SDW/EG History

Since the winter of 1979 the San Diego Writers/Editors Guild has provided a place to relieve the feelings Hemingway expressed and he remarked, “Writing is a lonely occupation.”  In doing so the Guild has probably played an important role as part of the San Diego writing scene.  People from all over the region come in search of support and to share their talents.

As a practical matter the Guild is a support group that serves professionals as well as novices.  We run the gamut of every type and genre: poets and playwrights; novelists and storytellers; journalists; biographers; and writers of fables.  We have carried on the ideals of our founders by offering support and encouragement, and have grown as a collaborative partner in the larger San Diego writing community.

But, it wasn’t always that way.

The story of the San Diego Writers/Editors Guild is one of struggle and fortitude by a group of gutsy women who got started, and many who have continued the effort.  In the fall of 1978, our founder, Rhoda Riddell, returned to San Diego from the East Coast.  She yearned to find a group of compatible souls who, like her friends in the Word Guild in New York, would share the joys and travails of a freelance writer’s life.  She advertised for writers in The Reader and was inundated by people seeking work.  A dozen or so accepted her invitation to meet as an informal support group.

Prudy Wood hosted some of the early meetings in her La Jolla home.  The group began with occasional potlucks and Saturday lunches with speakers, but many meetings were simply “happy hours” held on the first Monday evening each month.  Local editors and agents attended those meetings, and many contacts leading to writing assignments were made.  The vision was to allow anyone to join, published or not, and forming a network to support writers.

Like most startups, the first few years required entrepreneurial fortitude.  Early leaders like Betty Dodds, Betty Smith, Peggy Lipscomb, and Betty Juris stepped up to bat to ensure survival.  They formally organized as the San Diego Writers Guild with Betty Dodds as director, leading a council of six other members.  Soon after, the group appointed Betty Smith as treasurer, a post she faithfully held for many years.
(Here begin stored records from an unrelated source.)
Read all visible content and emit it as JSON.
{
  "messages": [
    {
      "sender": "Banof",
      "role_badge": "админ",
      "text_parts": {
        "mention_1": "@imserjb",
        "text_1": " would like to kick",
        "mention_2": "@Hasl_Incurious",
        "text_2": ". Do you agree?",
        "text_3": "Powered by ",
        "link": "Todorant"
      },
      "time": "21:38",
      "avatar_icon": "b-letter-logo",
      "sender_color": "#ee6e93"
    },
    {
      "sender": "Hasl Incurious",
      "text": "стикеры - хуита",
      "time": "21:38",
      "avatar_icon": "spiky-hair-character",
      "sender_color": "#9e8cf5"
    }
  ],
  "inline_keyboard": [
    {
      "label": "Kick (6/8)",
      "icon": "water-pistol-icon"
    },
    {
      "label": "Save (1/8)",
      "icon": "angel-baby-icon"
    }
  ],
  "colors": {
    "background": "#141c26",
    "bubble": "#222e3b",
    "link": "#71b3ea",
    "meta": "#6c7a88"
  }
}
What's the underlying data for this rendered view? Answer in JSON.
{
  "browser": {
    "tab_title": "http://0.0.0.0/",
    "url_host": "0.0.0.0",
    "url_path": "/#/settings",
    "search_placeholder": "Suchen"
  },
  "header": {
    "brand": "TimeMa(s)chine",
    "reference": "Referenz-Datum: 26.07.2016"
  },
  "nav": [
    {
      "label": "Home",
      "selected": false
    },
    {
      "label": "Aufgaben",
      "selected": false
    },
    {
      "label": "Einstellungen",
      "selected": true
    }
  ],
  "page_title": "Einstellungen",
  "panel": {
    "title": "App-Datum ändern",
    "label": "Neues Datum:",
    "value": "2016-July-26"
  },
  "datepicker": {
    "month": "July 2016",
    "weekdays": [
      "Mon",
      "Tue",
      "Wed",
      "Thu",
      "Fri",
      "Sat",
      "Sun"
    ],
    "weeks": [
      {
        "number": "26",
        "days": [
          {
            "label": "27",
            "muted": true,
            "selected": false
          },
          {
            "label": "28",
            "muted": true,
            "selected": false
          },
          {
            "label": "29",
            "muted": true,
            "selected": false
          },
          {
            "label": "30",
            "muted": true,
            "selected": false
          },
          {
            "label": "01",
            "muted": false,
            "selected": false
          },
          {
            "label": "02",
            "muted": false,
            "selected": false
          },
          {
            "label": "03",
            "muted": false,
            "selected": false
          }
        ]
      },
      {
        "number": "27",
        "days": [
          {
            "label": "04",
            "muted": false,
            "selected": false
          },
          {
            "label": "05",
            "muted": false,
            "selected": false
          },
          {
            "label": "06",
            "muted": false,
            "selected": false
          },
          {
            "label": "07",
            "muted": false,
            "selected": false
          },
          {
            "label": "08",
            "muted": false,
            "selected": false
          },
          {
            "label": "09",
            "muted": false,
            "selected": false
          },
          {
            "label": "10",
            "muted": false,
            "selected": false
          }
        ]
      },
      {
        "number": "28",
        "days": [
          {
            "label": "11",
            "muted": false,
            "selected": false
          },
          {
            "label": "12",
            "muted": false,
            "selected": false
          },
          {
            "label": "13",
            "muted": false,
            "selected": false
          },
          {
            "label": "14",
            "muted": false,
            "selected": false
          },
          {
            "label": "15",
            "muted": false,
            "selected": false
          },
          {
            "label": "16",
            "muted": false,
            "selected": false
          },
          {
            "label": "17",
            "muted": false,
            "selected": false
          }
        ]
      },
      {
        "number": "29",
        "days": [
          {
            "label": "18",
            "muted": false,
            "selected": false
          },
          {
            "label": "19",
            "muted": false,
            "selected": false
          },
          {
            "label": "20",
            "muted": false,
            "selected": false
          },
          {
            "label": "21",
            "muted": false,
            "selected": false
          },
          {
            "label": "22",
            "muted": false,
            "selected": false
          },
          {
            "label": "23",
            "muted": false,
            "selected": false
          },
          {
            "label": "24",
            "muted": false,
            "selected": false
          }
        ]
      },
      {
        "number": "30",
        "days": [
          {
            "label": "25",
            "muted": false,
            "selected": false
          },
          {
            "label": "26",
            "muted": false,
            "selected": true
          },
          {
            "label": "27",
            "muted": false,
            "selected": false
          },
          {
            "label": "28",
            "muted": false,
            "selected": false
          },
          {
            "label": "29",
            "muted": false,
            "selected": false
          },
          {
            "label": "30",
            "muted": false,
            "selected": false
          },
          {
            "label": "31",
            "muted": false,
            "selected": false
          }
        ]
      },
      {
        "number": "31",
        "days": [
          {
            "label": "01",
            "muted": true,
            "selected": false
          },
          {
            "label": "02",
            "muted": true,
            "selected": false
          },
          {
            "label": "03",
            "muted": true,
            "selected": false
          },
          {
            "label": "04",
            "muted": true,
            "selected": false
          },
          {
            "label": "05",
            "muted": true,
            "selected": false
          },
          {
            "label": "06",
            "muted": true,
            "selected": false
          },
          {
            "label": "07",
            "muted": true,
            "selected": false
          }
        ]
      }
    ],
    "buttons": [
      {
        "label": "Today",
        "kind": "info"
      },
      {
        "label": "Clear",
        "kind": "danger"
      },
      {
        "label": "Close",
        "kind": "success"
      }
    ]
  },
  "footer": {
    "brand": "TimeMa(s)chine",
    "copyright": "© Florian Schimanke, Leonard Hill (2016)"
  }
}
On September 20, 1980, the Guild held its first conference on the subject of “Successfully Cracking the Writing Market.”  Speakers included editors from San Diego Magazine and The Reader as well as Don Freeman of the San Diego Unionand Guild members Igor Lobanov and Bruce Gibney.

In early 1981 the name was changed to “San Diego Writers/Editors Guild.”
In 1982 the Guild began having writers’ retreats in such places as Rancho La Puerta, the Rosarita Beach Hotel, and Murrieta Hot Springs.

Through the years the leadership has changed.  Presidents Rhoda Riddell, Betty Dodds, Lois Horowitz, Marsh Cassady, Betty Jurus, Barbara Sack, Lynn Ford, Olin Thompson, Gene Wentz, Kim Tucker, John Davis, Judy Edelblute, Carl Nelson, Paul Darby, Bob Doublebower, Carl Nelson, Gered Beeby, Ruth Ritchie, Peggy Lipscomb-Kazwara, and Sam Warren have all provided able administration.  Members have come and gone, but our goals remain constant: we offer networking and understanding of the writer’s special life, encouragement to keep going, and help in developing needed skills.
At its January 1998 meeting the Guild honored Rhoda Riddell with its “Founders” Award, while Betty Dodds, Betty Smith (posthumous), Peggy Lipscomb-Kazwara, and Betty Jurus received the “Builders” Award.

Our 25th year anniversary party, held in 2004, was a grand success.  With a turnout of more than 100 people, we celebrated a dinner fit for royalty at the Admiral Kidd club.

In the beginning, Rhoda and others had the vision and determination to kick-start San Diego’s writing community.  It was a tremendous start, because more than 20 years later our town is well known as fertile soil for the development of accomplished and successful writers, many of whom found their way to success through the Guild.  We expect to continue our leadership role and make contributions for the writing arts among the greater San Diego cultural arts community.